When Simon arrived at a Starbucks in an upscale Manila district to meet Amina for this story on the US military presence in the Philippines, he noticed a letter on the table.
"So, being a nosy reporter, I said, 'Oh, what's that?' " Simon recalls.
Turns out it was a letter Amina had written to Undersecretary of State Karen Hughes, who had visited in January. She urged Ms. Hughes to keep the US engaged, but to shift away from military support toward helping local democratic institutions, including the police, judiciary, and local government.
"I don't think she's gotten a reply yet," says Simon.
• Hopeful Orphans: In almost every African community she's visited, correspondent Stephanie Hanes has met orphans like Jose (see story).
For Stephanie, their stories – often very similar – are the hardest to tell.

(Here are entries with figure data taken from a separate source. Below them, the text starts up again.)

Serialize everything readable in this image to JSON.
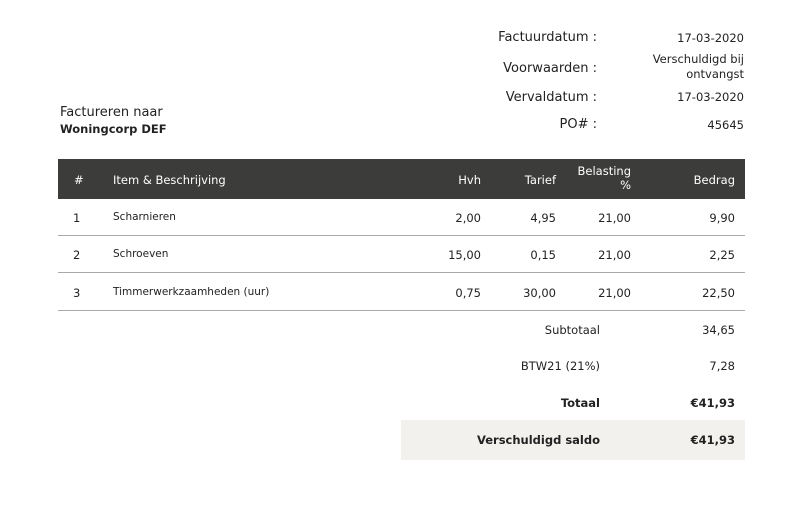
{
  "meta": [
    {
      "label": "Factuurdatum :",
      "value": "17-03-2020"
    },
    {
      "label": "Voorwaarden :",
      "value": "Verschuldigd bij ontvangst"
    },
    {
      "label": "Vervaldatum :",
      "value": "17-03-2020"
    },
    {
      "label": "PO# :",
      "value": "45645"
    }
  ],
  "bill_to": {
    "label": "Factureren naar",
    "name": "Woningcorp DEF"
  },
  "table": {
    "headers": {
      "num": "#",
      "item": "Item & Beschrijving",
      "qty": "Hvh",
      "rate": "Tarief",
      "tax": "Belasting %",
      "amount": "Bedrag"
    },
    "rows": [
      {
        "num": "1",
        "item": "Scharnieren",
        "qty": "2,00",
        "rate": "4,95",
        "tax": "21,00",
        "amount": "9,90"
      },
      {
        "num": "2",
        "item": "Schroeven",
        "qty": "15,00",
        "rate": "0,15",
        "tax": "21,00",
        "amount": "2,25"
      },
      {
        "num": "3",
        "item": "Timmerwerkzaamheden (uur)",
        "qty": "0,75",
        "rate": "30,00",
        "tax": "21,00",
        "amount": "22,50"
      }
    ]
  },
  "summary": {
    "subtotal_label": "Subtotaal",
    "subtotal": "34,65",
    "tax_label": "BTW21 (21%)",
    "tax": "7,28",
    "total_label": "Totaal",
    "total": "€41,93",
    "balance_label": "Verschuldigd saldo",
    "balance": "€41,93"
  },
  "colors": {
    "header_bg": "#3c3c3a",
    "balance_bg": "#f2f1ee"
  }
}
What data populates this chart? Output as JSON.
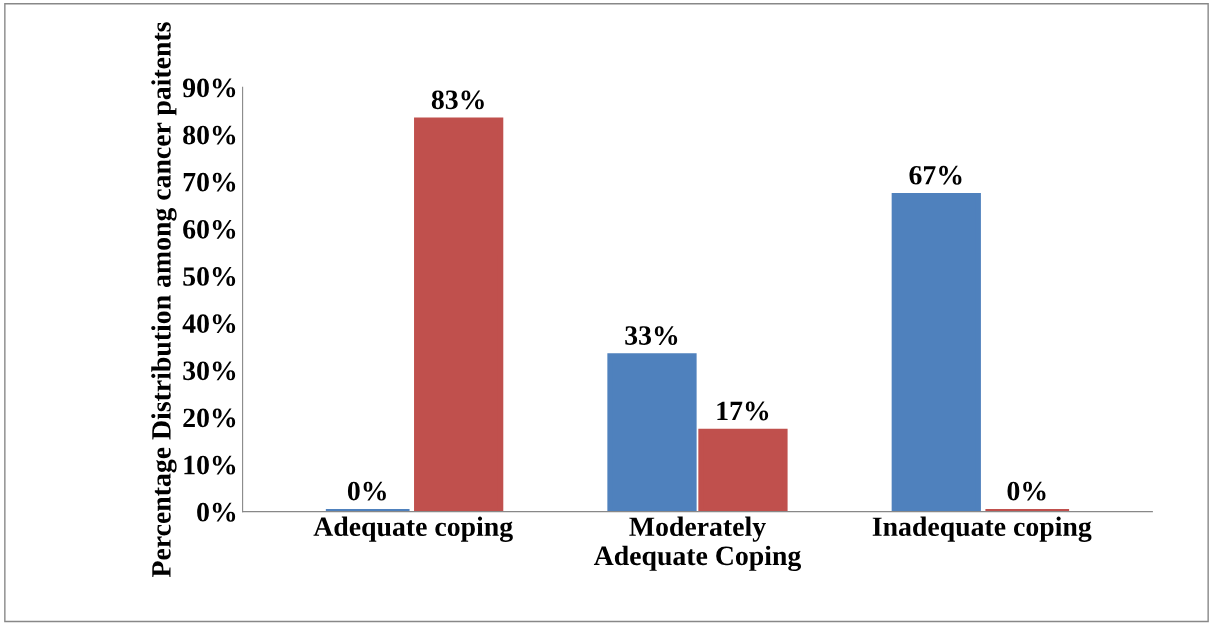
{
  "chart_data": {
    "type": "bar",
    "ylabel": "Percentage Distribution among cancer paitents",
    "categories": [
      "Adequate coping",
      "Moderately\nAdequate Coping",
      "Inadequate coping"
    ],
    "series": [
      {
        "color": "#4f81bd",
        "values": [
          0,
          33,
          67
        ],
        "value_labels": [
          "0%",
          "33%",
          "67%"
        ]
      },
      {
        "color": "#c0504d",
        "values": [
          83,
          17,
          0
        ],
        "value_labels": [
          "83%",
          "17%",
          "0%"
        ]
      }
    ],
    "ylim": [
      0,
      90
    ],
    "yticks": [
      {
        "value": 0,
        "label": "0%"
      },
      {
        "value": 10,
        "label": "10%"
      },
      {
        "value": 20,
        "label": "20%"
      },
      {
        "value": 30,
        "label": "30%"
      },
      {
        "value": 40,
        "label": "40%"
      },
      {
        "value": 50,
        "label": "50%"
      },
      {
        "value": 60,
        "label": "60%"
      },
      {
        "value": 70,
        "label": "70%"
      },
      {
        "value": 80,
        "label": "80%"
      },
      {
        "value": 90,
        "label": "90%"
      }
    ],
    "grid": false,
    "legend": false
  }
}
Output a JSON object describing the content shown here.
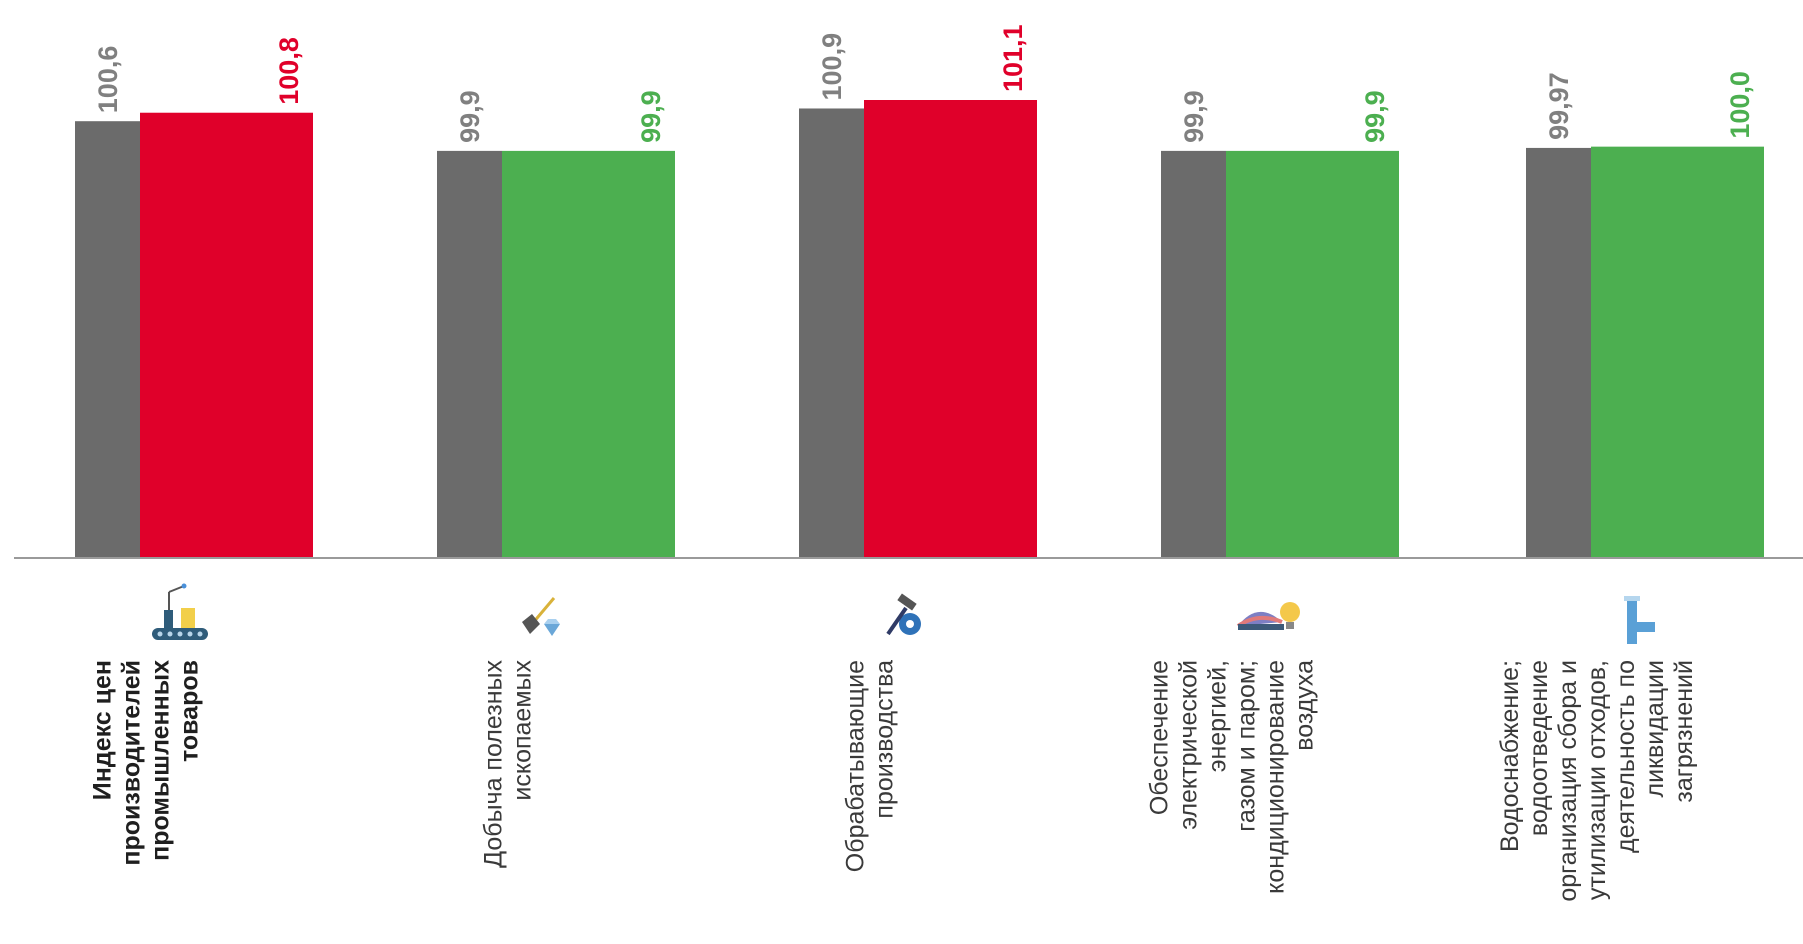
{
  "chart_data": {
    "type": "bar",
    "categories": [
      {
        "lines": [
          "Индекс цен",
          "производителей",
          "промышленных",
          "товаров"
        ],
        "bold": true,
        "icon": "conveyor-robot-arm-icon"
      },
      {
        "lines": [
          "Добыча полезных",
          "ископаемых"
        ],
        "bold": false,
        "icon": "shovel-diamond-icon"
      },
      {
        "lines": [
          "Обрабатывающие",
          "производства"
        ],
        "bold": false,
        "icon": "hammer-gear-icon"
      },
      {
        "lines": [
          "Обеспечение",
          "электрической",
          "энергией,",
          "газом и паром;",
          "кондиционирование",
          "воздуха"
        ],
        "bold": false,
        "icon": "turbine-lightbulb-icon"
      },
      {
        "lines": [
          "Водоснабжение;",
          "водоотведение",
          "организация сбора и",
          "утилизации отходов,",
          "деятельность по",
          "ликвидации",
          "загрязнений"
        ],
        "bold": false,
        "icon": "water-pipe-icon"
      }
    ],
    "series": [
      {
        "values": [
          100.6,
          99.9,
          100.9,
          99.9,
          99.97
        ],
        "labels": [
          "100,6",
          "99,9",
          "100,9",
          "99,9",
          "99,97"
        ],
        "color": "#6b6b6b",
        "label_color": "#808080"
      },
      {
        "values": [
          100.8,
          99.9,
          101.1,
          99.9,
          100.0
        ],
        "labels": [
          "100,8",
          "99,9",
          "101,1",
          "99,9",
          "100,0"
        ],
        "colors": [
          "#e0002a",
          "#4caf50",
          "#e0002a",
          "#4caf50",
          "#4caf50"
        ]
      }
    ],
    "ylim": [
      90.3,
      101.1
    ],
    "grid": false,
    "legend": "none"
  }
}
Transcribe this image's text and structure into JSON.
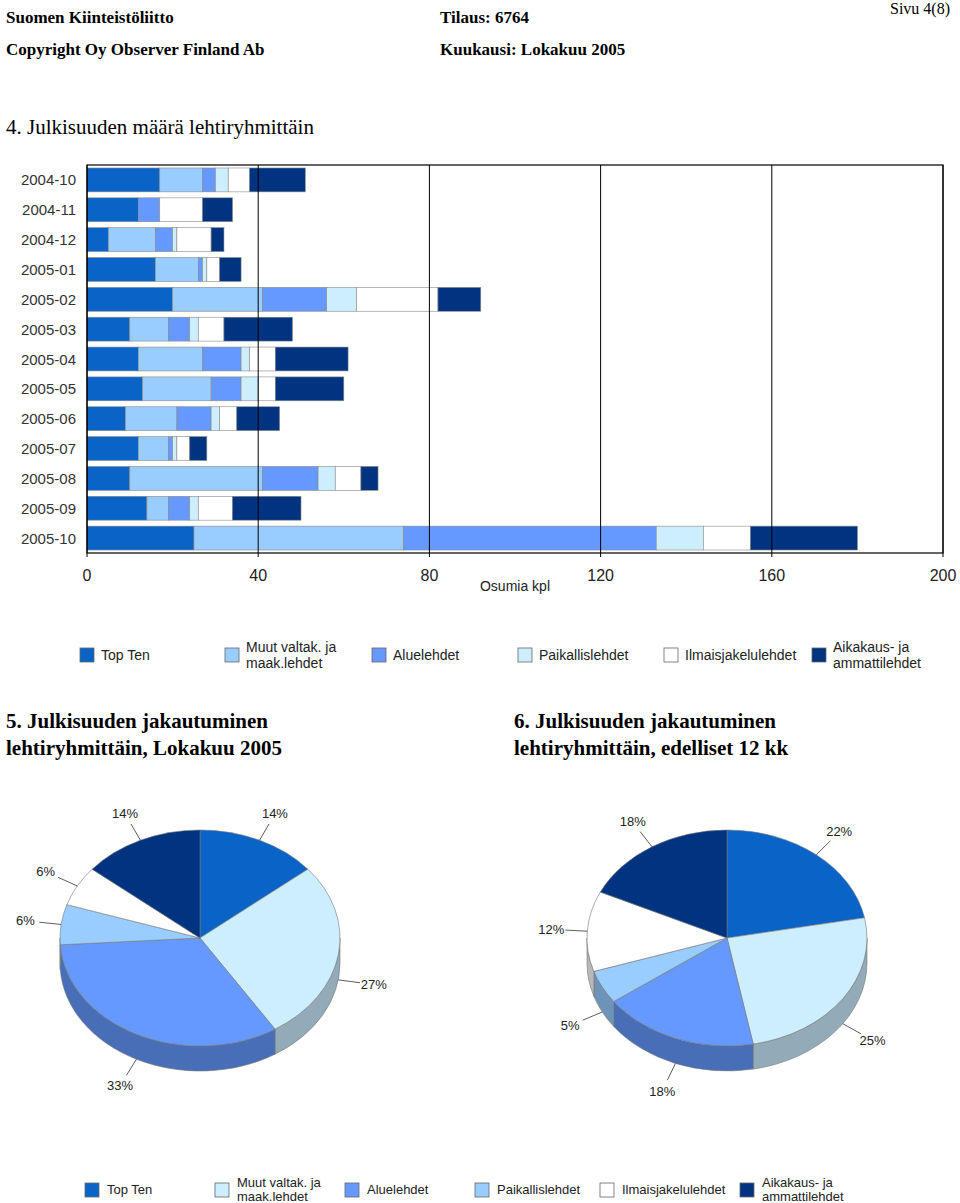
{
  "header": {
    "organization": "Suomen Kiinteistöliitto",
    "order": "Tilaus: 6764",
    "page": "Sivu 4(8)",
    "copyright": "Copyright Oy Observer Finland Ab",
    "month": "Kuukausi: Lokakuu 2005"
  },
  "chart_data": [
    {
      "type": "bar",
      "orientation": "horizontal",
      "stacked": true,
      "grid": true,
      "legend": "bottom",
      "title": "4. Julkisuuden määrä lehtiryhmittäin",
      "xlabel": "Osumia kpl",
      "xlim": [
        0,
        200
      ],
      "xticks": [
        0,
        40,
        80,
        120,
        160,
        200
      ],
      "categories": [
        "2004-10",
        "2004-11",
        "2004-12",
        "2005-01",
        "2005-02",
        "2005-03",
        "2005-04",
        "2005-05",
        "2005-06",
        "2005-07",
        "2005-08",
        "2005-09",
        "2005-10"
      ],
      "series": [
        {
          "name": "Top Ten",
          "color": "#0a64c8",
          "values": [
            17,
            12,
            5,
            16,
            20,
            10,
            12,
            13,
            9,
            12,
            10,
            14,
            25
          ]
        },
        {
          "name": "Muut valtak. ja maak.lehdet",
          "color": "#99ccff",
          "values": [
            10,
            0,
            11,
            10,
            21,
            9,
            15,
            16,
            12,
            7,
            31,
            5,
            49
          ]
        },
        {
          "name": "Aluelehdet",
          "color": "#6699ff",
          "values": [
            3,
            5,
            4,
            1,
            15,
            5,
            9,
            7,
            8,
            1,
            13,
            5,
            59
          ]
        },
        {
          "name": "Paikallislehdet",
          "color": "#cceeff",
          "values": [
            3,
            0,
            1,
            1,
            7,
            2,
            2,
            4,
            2,
            1,
            4,
            2,
            11
          ]
        },
        {
          "name": "Ilmaisjakelulehdet",
          "color": "#ffffff",
          "values": [
            5,
            10,
            8,
            3,
            19,
            6,
            6,
            4,
            4,
            3,
            6,
            8,
            11
          ]
        },
        {
          "name": "Aikakaus- ja ammattilehdet",
          "color": "#003380",
          "values": [
            13,
            7,
            3,
            5,
            10,
            16,
            17,
            16,
            10,
            4,
            4,
            16,
            25
          ]
        }
      ]
    },
    {
      "type": "pie",
      "title": "5. Julkisuuden jakautuminen lehtiryhmittäin, Lokakuu 2005",
      "legend": "bottom",
      "data_labels": true,
      "categories": [
        "Top Ten",
        "Muut valtak. ja maak.lehdet",
        "Aluelehdet",
        "Paikallislehdet",
        "Ilmaisjakelulehdet",
        "Aikakaus- ja ammattilehdet"
      ],
      "values": [
        14,
        27,
        33,
        6,
        6,
        14
      ],
      "value_labels": [
        "14%",
        "27%",
        "33%",
        "6%",
        "6%",
        "14%"
      ],
      "colors": [
        "#0a64c8",
        "#cceeff",
        "#6699ff",
        "#99ccff",
        "#ffffff",
        "#003380"
      ]
    },
    {
      "type": "pie",
      "title": "6. Julkisuuden jakautuminen lehtiryhmittäin, edelliset 12 kk",
      "data_labels": true,
      "categories": [
        "Top Ten",
        "Muut valtak. ja maak.lehdet",
        "Aluelehdet",
        "Paikallislehdet",
        "Ilmaisjakelulehdet",
        "Aikakaus- ja ammattilehdet"
      ],
      "values": [
        22,
        25,
        18,
        5,
        12,
        18
      ],
      "value_labels": [
        "22%",
        "25%",
        "18%",
        "5%",
        "12%",
        "18%"
      ],
      "colors": [
        "#0a64c8",
        "#cceeff",
        "#6699ff",
        "#99ccff",
        "#ffffff",
        "#003380"
      ]
    }
  ]
}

"Emotionally, it's difficult to stay open to so many individual cases of sadness. Professionally, it's a challenge to make these stories something more than clichés of African woe," she explains.
But no matter how woeful their lives, she often finds the individuals have a sense of hope. For example, while an outsider might find Jose's story tragic, he doesn't see it that way. Today, he helps find homes for other orphans and is studying to be a lawyer. "I am happy," he told her. "We have a good future."